Le projet METSY a dévoilé les liens entre les troubles psychotiques et les troubles métaboliques connexes. Ses découvertes peuvent améliorer la prédiction de telles comorbidités et conduire à de nouvelles options thérapeutiques pour lutter contre les psychoses tout en prévenant les complications métaboliques.
Un pas de plus vers un traitement combiné de la psychose et de l’obésité
Même s’ils ne sont pas considérés comme mortels, les troubles psychotiques comme la schizophrénie peuvent être très complexes à gérer. Tellement complexes que les efforts de certains patients ne suffisent pas à maintenir un mode de vie sain et à gérer les effets secondaires des médicaments.

Jusqu’ici, on pensait que cette lutte provoquait une forte prévalence des maladies cardiovasculaires, du diabète de type 2 et du syndrome métabolique chez les patients souffrant de troubles psychotiques et, en fin de compte, une espérance de vie réduite de 15 à 20 ans par rapport à une personne moyenne. Mais qu’en serait-il si cela ne s’y limitait pas?

Comme le souligne le Dr Matej Oresic, l’homéostasie du glucose anormale, l’hyperinsulinémie et l’accumulation de graisse viscérale peuvent effectivement être détectées chez des patients atteints d’un premier épisode psychotique (PEP) et n’ayant jamais reçu de traitement, indépendamment de l’obésité. D’où la nécessité de mieux comprendre le lien entre le métabolisme lipidique et les comorbidités métaboliques des troubles psychotiques.
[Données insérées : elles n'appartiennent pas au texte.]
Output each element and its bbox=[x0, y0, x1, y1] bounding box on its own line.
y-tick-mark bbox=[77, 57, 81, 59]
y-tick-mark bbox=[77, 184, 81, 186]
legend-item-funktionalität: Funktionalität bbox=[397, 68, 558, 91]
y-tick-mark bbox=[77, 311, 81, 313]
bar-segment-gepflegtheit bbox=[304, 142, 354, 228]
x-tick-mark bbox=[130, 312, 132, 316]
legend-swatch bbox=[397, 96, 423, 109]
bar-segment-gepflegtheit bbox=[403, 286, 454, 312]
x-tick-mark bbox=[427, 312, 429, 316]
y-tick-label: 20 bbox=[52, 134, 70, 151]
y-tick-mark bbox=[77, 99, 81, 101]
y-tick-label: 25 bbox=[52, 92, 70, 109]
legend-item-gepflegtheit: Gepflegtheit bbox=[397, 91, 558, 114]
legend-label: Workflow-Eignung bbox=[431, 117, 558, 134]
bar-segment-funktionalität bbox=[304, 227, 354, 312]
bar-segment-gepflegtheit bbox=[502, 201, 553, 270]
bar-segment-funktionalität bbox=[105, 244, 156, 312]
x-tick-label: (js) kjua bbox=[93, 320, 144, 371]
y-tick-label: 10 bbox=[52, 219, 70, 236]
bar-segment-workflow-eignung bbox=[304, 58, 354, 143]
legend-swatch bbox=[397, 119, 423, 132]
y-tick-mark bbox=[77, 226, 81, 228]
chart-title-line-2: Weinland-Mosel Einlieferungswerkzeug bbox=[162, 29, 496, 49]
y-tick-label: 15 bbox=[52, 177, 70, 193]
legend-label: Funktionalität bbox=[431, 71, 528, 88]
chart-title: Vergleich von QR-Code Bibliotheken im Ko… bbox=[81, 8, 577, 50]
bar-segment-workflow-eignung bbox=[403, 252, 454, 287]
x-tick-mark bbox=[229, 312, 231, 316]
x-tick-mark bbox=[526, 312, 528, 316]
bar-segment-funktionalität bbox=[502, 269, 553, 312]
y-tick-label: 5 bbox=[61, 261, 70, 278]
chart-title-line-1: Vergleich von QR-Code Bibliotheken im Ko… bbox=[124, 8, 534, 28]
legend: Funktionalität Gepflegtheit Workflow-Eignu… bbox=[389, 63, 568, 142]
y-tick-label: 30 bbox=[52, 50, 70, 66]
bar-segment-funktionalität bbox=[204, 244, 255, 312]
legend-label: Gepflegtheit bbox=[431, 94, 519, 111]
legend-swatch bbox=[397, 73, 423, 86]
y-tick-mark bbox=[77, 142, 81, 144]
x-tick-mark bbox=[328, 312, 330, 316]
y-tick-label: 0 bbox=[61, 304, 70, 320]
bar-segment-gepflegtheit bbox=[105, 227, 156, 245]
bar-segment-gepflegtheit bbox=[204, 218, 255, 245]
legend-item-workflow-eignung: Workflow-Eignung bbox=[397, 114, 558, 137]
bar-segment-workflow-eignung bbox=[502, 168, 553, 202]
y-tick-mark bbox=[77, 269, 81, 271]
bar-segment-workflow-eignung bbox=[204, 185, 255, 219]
«Nous avons considéré que l’obésité primaire et les troubles psychotiques étaient similaires pour ce qui concerne les modifications associées de l’équilibre énergétique et des comorbidités, y compris le syndrome métabolique. Mais les mécanismes qui relient l’expansion du tissu adipeux et ces comorbidités restent inconnus. Plutôt que démontrer des liens de causalité, ces similitudes laissent penser que les causes spécifiques de l’obésité et des perturbations métaboliques associées jouent un rôle dans le développement des troubles psychotiques, peut-être avant même que l’obésité ne se développe», explique le Dr Oresic. En d’autres termes, le métabolisme lipidique pourrait être le lien entre la psychose et les comorbidités métaboliques associées.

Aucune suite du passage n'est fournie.